Learn about the history. Most speakers only devote the last five or ten minutes of the lecture to the tragedy of Karbala. As a result, many of us have disjointed factoids in our mind without proper knowledge of what actually transpired in Karbala, the events leading to it, and its aftermath. We have all heard of Ali al-Akbar, Qasim, Abbas, Habib ibn Madhahir, and Hurr ibn Yazid ar-Riyahi (peace be upon them), but what about Hilal ibn Nafay, Jon the Abyssinian slave, Muslim ibn Ausaja, and Zuhayr ibn al-Qayn? A Probe Into the History of Ashura by Ayatollah Ibrahim Amini and Nafas al-Mahmoom by Shaikh Abbas al-Qummi are two excellent works that provide thorough explanations of the history of the tragedy of Karbala.
Give back to the community. Imam Hussain sacrificed his whole family for the sake of Islam. One lesson we can take from this is to give back to our community and make similar sacrifices. Many communities organize blood drives on the Day of Ashura. Others host fundraisers and collections for various causes throughout the month. If your community does not have anything like this, take the initiative and start something yourself! It is fairly easy to organize something like a blood drive; if you get enough people to sign up, the Red Cross will send out a mobile lab to do the blood donations in your mosque parking lot.
Spread the word about Imam Hussain. There is a beautiful verse by an Urdu poet, “Wait for mankind to wake up; then every nation will call out ‘Hussain belongs to us!’.” Many of us fail to grasp how incredibly amazing and motivating the tragedy of Karbala is. It is an obligation upon us to inform others of the great sacrifices made and lessons taught by Imam Hussain and his followers, both male and female. One great way to do this is to hold a “Water on Ashura” event, which consists of passing out water bottles wrapped with a small synopsis of the tragedy of Karbala. (Check out their website for details.) Many communities hold processions on the day of Ashura, during which you can consider passing out fliers and books to both non-Muslims and non-Shias.

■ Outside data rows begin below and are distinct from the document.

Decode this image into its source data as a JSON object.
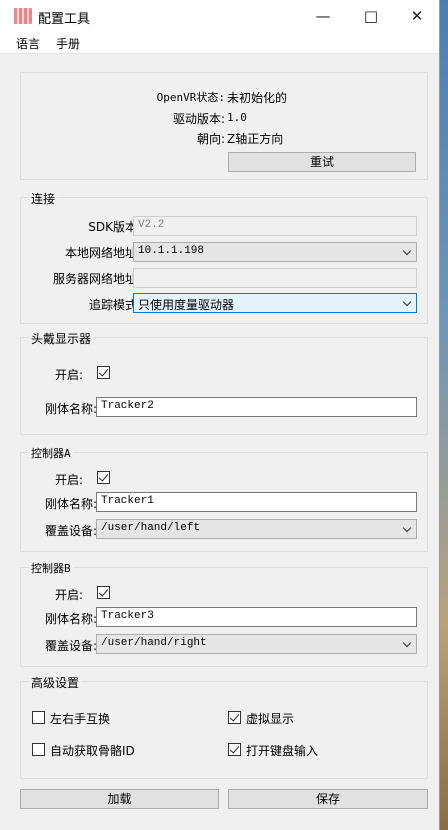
{
  "window": {
    "title": "配置工具",
    "minimize": "—",
    "maximize": "□",
    "close": "✕"
  },
  "menu": {
    "language": "语言",
    "manual": "手册"
  },
  "status": {
    "openvr_label": "OpenVR状态:",
    "openvr_value": "未初始化的",
    "driver_label": "驱动版本:",
    "driver_value": "1.0",
    "orient_label": "朝向:",
    "orient_value": "Z轴正方向",
    "reset_button": "重试"
  },
  "connection": {
    "legend": "连接",
    "sdk_label": "SDK版本:",
    "sdk_value": "V2.2",
    "local_label": "本地网络地址:",
    "local_value": "10.1.1.198",
    "server_label": "服务器网络地址:",
    "server_value": "",
    "mode_label": "追踪模式:",
    "mode_value": "只使用度量驱动器"
  },
  "hmd": {
    "legend": "头戴显示器",
    "enable_label": "开启:",
    "enabled": true,
    "rigid_label": "刚体名称:",
    "rigid_value": "Tracker2"
  },
  "controller_a": {
    "legend": "控制器A",
    "enable_label": "开启:",
    "enabled": true,
    "rigid_label": "刚体名称:",
    "rigid_value": "Tracker1",
    "override_label": "覆盖设备:",
    "override_value": "/user/hand/left"
  },
  "controller_b": {
    "legend": "控制器B",
    "enable_label": "开启:",
    "enabled": true,
    "rigid_label": "刚体名称:",
    "rigid_value": "Tracker3",
    "override_label": "覆盖设备:",
    "override_value": "/user/hand/right"
  },
  "advanced": {
    "legend": "高级设置",
    "swap_hands": "左右手互换",
    "swap_hands_checked": false,
    "virtual_display": "虚拟显示",
    "virtual_display_checked": true,
    "auto_bone": "自动获取骨骼ID",
    "auto_bone_checked": false,
    "keyboard_input": "打开键盘输入",
    "keyboard_input_checked": true
  },
  "footer": {
    "load_button": "加载",
    "save_button": "保存"
  }
}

Self-reflect. As the evening approached on the Tenth of Muharram, Imam Hussain is reported to have cried out, “Is there anyone who will come to our assistance?” Let us ask ourselves the same question. If we were alive at the time, would we be among those who fought along the Imam, those who fought against him, or those who sat at home and paid no attention to the greatest injustice perpetrated in the history of mankind? Narrations tell us that the Imam of Our Time (may Allah hasten his reappearance) will likely make his advent on the Day of Ashura. On the eve of Ashura, let us ask ourselves the question: if our Imam were to come back tomorrow morning, are we competent and qualified enough for him to accept us? Is Muharram simply a time of mourning for us, or do we move beyond the rituals and strive to emulate the teachings and examples of our beloved Ahlul Bayt?